Liechtenstein To Adopt OECD Standards, Weaken Bank Secrecy - Report

Tom Burroughes Editor London 12 March 2009

Liechtenstein To Adopt OECD Standards, Weaken Bank Secrecy - Report

Liechtenstein has agreed to ease its strict bank secrecy law by committing to Organisation for Economic Co-operation and Development standards on tax transparency and data exchange, a fresh sign that a global crackdown on tax evasion is forcing offshore centres to open up, according to Reuters.

The European principality, a financial centre wedged between Switzerland and Austria, is seeking to be removed from a black list of tax havens and will now offer bilateral tax deals for cooperating in cases of tax fraud and tax evasion. It said it had already started concrete talks with individual states.

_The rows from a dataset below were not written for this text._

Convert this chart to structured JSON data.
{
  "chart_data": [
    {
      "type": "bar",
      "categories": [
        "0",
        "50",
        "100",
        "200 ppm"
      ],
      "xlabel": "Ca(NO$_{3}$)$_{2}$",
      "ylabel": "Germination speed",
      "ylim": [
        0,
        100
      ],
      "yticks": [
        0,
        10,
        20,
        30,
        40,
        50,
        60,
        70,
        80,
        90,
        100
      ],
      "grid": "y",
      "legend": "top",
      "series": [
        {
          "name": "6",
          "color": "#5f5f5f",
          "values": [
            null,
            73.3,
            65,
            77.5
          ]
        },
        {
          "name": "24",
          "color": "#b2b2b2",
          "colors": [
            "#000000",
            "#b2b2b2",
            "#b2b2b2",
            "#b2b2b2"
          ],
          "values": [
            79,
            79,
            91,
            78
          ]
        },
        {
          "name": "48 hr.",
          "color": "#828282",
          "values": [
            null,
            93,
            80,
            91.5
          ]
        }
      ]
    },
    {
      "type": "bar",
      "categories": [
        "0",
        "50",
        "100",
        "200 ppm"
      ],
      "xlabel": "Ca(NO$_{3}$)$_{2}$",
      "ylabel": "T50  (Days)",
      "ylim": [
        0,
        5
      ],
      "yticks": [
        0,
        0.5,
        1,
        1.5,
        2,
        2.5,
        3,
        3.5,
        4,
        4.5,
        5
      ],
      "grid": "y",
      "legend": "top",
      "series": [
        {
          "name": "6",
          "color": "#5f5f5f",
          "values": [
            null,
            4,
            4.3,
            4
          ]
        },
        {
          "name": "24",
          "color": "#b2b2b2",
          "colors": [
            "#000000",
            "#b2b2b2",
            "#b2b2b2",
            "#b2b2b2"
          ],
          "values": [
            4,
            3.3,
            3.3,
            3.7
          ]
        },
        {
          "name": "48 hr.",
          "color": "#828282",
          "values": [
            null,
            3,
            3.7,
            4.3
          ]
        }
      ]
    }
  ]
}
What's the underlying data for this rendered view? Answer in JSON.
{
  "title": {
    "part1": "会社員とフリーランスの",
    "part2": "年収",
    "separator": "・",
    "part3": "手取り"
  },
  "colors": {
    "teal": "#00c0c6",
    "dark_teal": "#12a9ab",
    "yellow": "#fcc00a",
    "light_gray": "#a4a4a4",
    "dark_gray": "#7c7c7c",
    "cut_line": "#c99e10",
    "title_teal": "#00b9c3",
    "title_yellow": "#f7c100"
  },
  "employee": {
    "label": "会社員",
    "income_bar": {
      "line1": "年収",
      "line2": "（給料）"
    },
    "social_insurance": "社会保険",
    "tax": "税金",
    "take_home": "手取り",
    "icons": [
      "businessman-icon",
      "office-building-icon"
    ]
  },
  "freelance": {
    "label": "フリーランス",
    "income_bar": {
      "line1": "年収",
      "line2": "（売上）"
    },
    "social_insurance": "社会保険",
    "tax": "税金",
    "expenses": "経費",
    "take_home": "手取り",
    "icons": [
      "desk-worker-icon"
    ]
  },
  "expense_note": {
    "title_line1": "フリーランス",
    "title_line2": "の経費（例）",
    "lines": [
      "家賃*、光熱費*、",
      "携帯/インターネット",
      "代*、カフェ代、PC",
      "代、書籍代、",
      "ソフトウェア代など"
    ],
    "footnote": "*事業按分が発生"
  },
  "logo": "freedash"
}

Coming on the heels of a landmark tax co-operation deal with the US in December, the move by Liechtenstein was a fresh attempt to clean the country's image after a damaging data theft scandal that engulfed its largest bank LGT last year.

"Our bank secrecy has always served to ensure the legitimate protection of the privacy of the citizen, which we will continue to retain," Prime Minister Otmar Hasler said in a statement.

"With this declaration, however, we want to make clear that bank client confidentiality in future cannot be misused to facilitate tax crime," Mr Hasler said.

The principality is also offering to sign agreements that go beyond the OECD standards provided that clients of its banks holding secret accounts can be allowed to bring their money on-shore and meet their tax obligations in an orderly manner.

Liechtenstein's new commitment comes just weeks before a meeting of the G20 nations on 2 April that is due to discuss the fight against tax havens among other matters and could add pressure on neighbouring Switzerland, the world's largest offshore centre.

Meanwhile, Switzerland, Austria, Luxembourg and many offshore finance centers could face intensified pressure to reduce bank secrecy and shake the tax haven label as G20 leaders seek to reform the global financial system.

The OECD has supplied governments with a long list of places where bank secrecy rules are deemed undesirable, and those three countries plus others feature prominently in OECD records.

"We've made information available to the G20," a spokesman for the Paris-based Organization for Economic Co-operation and Development said yesterday. "It's up to the G20 to decide what to do with it now."